A federal judge recently refused to assign a performance right to a download, despite efforts by publishing groups to pursue the extra royalty.
The widened categorization was being aggressively pushed by ASCAP, a massive performance royalty collections society. A number of internet-based media companies protested the proposal, characterizing the extra demand an ill-conceived “double dip” alongside existing per-download payments. “ASCAP’s assertion … that digital distributions of music and video are also public performances confounds legal, business and technological reality,” said Jonathan Potter, executive director of the Digital Media Association (DiMA), a group that represents companies like RealNetworks, AOL, and Yahoo.
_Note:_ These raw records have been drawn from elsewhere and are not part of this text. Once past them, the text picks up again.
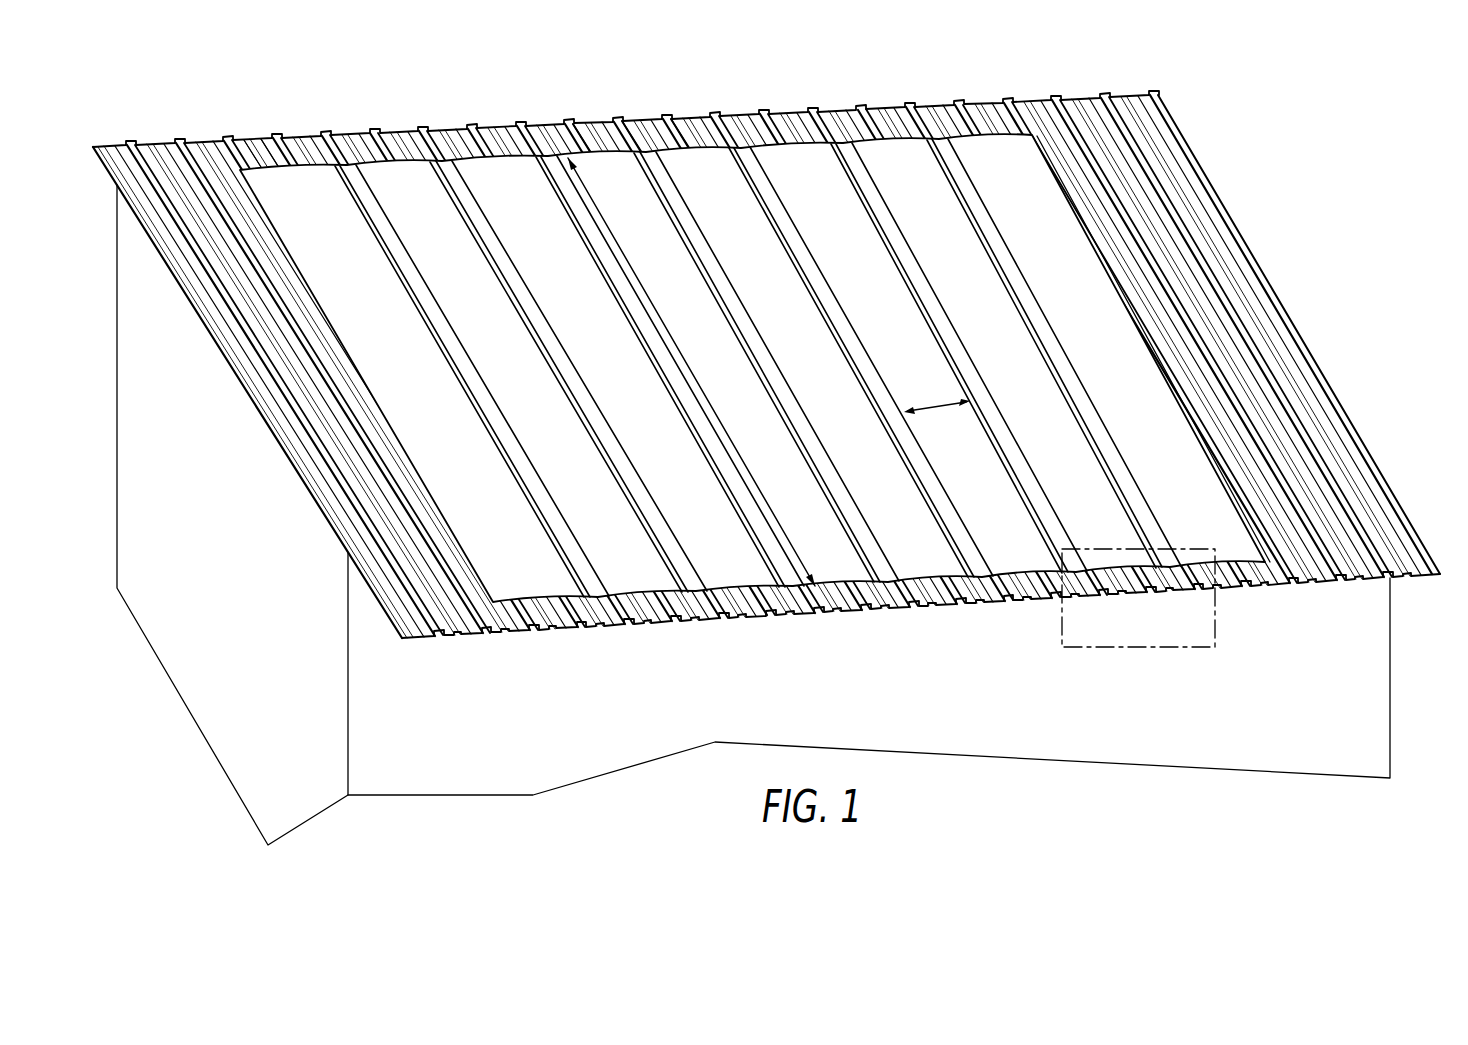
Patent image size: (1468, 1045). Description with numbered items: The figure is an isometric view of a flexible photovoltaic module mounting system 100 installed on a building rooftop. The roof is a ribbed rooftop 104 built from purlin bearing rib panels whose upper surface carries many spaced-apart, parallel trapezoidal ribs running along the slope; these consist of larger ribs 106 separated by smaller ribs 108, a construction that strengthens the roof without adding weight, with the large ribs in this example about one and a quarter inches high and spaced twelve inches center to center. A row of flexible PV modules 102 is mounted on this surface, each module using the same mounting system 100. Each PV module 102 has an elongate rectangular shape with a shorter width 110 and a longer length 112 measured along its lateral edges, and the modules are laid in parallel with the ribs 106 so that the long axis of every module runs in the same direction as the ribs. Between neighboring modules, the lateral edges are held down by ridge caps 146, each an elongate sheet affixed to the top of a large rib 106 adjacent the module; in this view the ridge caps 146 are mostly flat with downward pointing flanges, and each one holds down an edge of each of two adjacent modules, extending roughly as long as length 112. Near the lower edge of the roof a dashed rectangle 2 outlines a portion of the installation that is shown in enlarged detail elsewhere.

The flexible photovoltaic module mounting system 100 is at (395, 93).
The flexible PV module 102 is at (794, 148).
The ribbed rooftop 104 is at (1226, 232).
The larger ribs 106 is at (576, 120).
The smaller ribs 108 is at (241, 137).
The width 110 is at (946, 412).
The length 112 is at (690, 366).
The ridge cap 146 is at (851, 140).
The detail region of FIG. 2 is at (1158, 650).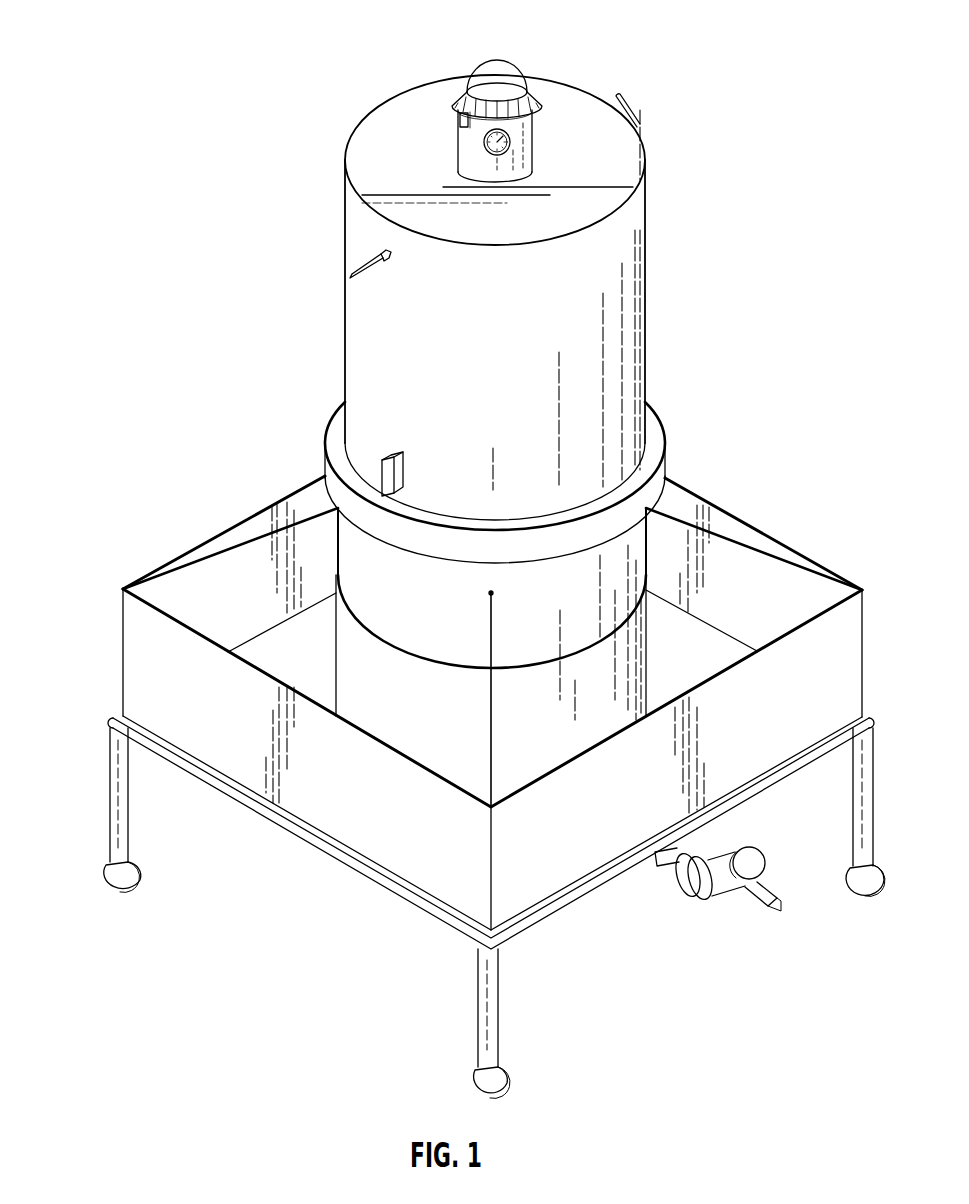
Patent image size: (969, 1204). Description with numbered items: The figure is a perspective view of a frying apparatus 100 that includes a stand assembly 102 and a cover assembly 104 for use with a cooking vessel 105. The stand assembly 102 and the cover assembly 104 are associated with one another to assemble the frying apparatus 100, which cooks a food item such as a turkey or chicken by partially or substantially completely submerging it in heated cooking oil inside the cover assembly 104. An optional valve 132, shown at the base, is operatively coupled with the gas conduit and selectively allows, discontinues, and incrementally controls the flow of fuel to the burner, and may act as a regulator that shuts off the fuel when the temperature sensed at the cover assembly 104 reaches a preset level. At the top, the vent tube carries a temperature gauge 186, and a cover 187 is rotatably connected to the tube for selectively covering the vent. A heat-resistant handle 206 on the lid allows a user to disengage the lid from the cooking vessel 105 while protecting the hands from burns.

The frying apparatus 100 is at (240, 46).
The stand assembly 102 is at (113, 652).
The cover assembly 104 is at (647, 342).
The cooking vessel 105 is at (647, 527).
The valve 132 is at (757, 862).
The temperature gauge 186 is at (510, 140).
The cover 187 is at (506, 63).
The heat-resistant handle 206 is at (388, 458).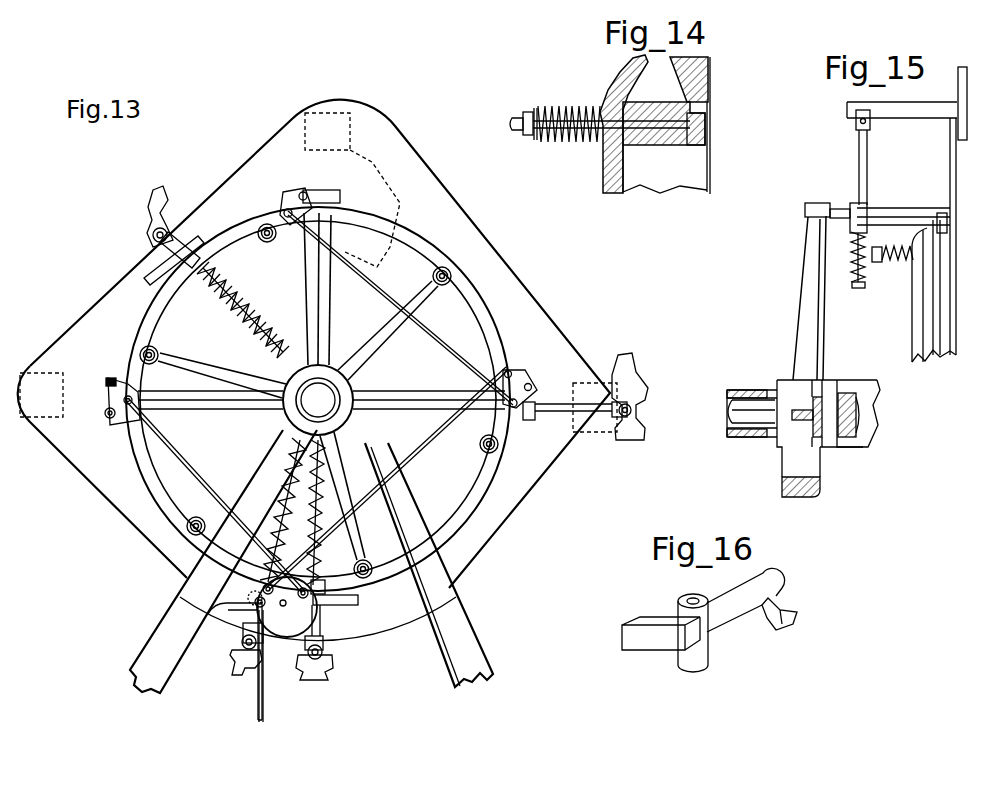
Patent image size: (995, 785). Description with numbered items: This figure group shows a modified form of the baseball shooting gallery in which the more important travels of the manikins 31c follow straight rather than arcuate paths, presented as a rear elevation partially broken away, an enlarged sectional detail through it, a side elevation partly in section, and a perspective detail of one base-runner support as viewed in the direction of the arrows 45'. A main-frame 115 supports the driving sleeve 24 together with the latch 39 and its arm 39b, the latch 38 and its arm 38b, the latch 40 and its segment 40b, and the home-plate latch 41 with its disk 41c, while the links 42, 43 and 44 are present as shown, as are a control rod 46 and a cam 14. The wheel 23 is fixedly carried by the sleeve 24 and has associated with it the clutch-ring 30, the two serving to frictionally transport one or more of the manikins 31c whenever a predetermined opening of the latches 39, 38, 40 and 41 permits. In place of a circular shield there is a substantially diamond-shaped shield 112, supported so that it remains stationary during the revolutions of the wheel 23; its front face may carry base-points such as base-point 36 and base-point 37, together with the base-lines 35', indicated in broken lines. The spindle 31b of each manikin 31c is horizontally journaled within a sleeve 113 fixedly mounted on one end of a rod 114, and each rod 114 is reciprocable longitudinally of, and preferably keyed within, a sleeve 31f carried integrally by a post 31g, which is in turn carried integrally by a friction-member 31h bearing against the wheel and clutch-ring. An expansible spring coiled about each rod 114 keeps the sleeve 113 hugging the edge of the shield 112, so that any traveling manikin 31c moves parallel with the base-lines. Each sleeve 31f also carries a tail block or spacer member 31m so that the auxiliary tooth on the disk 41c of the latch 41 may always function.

Those online media groups are strongly interested in preserving lower royalties on downloaded content, especially given the potential importance of the transmission medium across music, film, and television in the future.
The ASCAP initiative also faced opposition from US Register of Copyrights Marybeth Peters, who characterized the demand as inconsistent with “common sense and sound policy counsel.” In the decision, the court similarly found it difficult to apply a performance right to the discrete download of a media file. “Although we acknowledge that the term ‘perform’ should be broadly construed … we can conceive of no construction that extends it to the copying of a digital file from one computer to another,” the court opined. The decision comes years after the advent of the paid download, part of a dragged-out, contentious climate between a number of stakeholders in the digital media arena. That acrimonious tone was glaringly apparent during debates Tuesday at the annual Digital Summit in Nashville, TN, a conference that featured heavy verbal sparring between members of the recording, publishing, streaming radio, consumer electronics, and entertainment ecommerce sectors.